Nach der Pause platzte dann bei den Sharks der Knoten, und es trug vor allem in der Offensive das Quartett Kreutzer, Baragiola, Habrich und Lohrke entscheidend dazu bei, dass man mit elf Punkten Vorsprung in die letzten zehn Minuten ging. Die Gäste, die als bester Aufsteiger einen sicheren Mittelfeldplatz belegen, kämpfen sich zwar noch einmal auf einen Punkt heran, doch die Sharks behalten in den Schlussminuten wieder einmal die Nerven. Sie setzen sich schnell wieder auf fünf Punkte ab und verwalten diesen Vorsprung, unter anderem aufgrund guter Verteidigungsarbeit des Geburtstagskinds Maurice Martin, sicher. „Ich hatte nie das Gefühl, dass wir das heute verlieren könnten. Bis auf einige wirklich schwere Treffer von Nicolas Ensch hatten wir den SSC defensiv unter Kontrolle.“, bilanzierte Zimmermann nach der Partie.

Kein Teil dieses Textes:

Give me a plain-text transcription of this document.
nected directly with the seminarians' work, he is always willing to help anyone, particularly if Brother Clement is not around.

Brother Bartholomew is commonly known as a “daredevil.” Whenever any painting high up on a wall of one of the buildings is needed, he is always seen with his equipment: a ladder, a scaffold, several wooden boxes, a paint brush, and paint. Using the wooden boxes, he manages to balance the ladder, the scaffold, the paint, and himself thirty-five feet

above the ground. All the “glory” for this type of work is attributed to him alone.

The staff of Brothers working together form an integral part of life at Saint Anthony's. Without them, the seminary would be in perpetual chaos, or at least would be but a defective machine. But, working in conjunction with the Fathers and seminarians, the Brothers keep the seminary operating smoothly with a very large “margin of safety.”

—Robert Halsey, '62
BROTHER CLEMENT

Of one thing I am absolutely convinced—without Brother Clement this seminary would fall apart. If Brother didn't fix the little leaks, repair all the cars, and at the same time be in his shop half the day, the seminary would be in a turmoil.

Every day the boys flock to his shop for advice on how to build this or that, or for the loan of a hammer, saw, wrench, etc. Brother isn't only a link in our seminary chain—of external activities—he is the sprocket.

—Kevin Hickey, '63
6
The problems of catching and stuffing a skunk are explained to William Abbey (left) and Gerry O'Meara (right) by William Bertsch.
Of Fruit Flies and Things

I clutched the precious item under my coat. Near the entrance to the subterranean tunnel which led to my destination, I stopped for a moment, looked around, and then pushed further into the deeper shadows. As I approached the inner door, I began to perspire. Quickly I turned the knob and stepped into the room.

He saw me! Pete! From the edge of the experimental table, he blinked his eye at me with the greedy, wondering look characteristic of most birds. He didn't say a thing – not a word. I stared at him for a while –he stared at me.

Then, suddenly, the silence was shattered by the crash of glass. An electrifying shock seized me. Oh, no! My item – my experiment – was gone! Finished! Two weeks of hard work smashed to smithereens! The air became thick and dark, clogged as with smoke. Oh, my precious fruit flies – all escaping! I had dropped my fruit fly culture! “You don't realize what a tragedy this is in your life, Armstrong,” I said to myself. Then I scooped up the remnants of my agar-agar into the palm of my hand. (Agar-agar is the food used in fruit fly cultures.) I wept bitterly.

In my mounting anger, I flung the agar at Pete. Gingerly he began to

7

Im Rennen um die Meisterschaft und die Aufstiegsrelegation war dieser Sieg für die Sharks doppelt wichtig. Da die direkten Konkurrenten aus Kirchheim und Freiburg patzten und ihre Spiele verloren, schob sich die BG wieder auf Rang 2 vor, der die direkte Teilnahme an den Aufstiegsspielen zur Regionalliga Baden-Württemberg gegen den Zweitplatzierten der Oberliga Württemberg bedeuten würde. Die Sharks haben jetzt noch ein Auswärtsspiel am 6. April beim Tabellenletzten KIT Karlsruhe II zu absolvieren, während die drei Konkurrenten der Vierergruppe an der Tabellenspitze noch jeweils zwei Spiele zu bestreiten haben.

Es spielten: Kreutzer (19 / 2 Dreier), Baragiola (12), Habrich (12), Lohrke (9 / 1), Martin (6), Geister (4), Ceneli (3 / 1), Freudenberg (3 / 1), van Miltenburg (2), Almenäs, Dörr.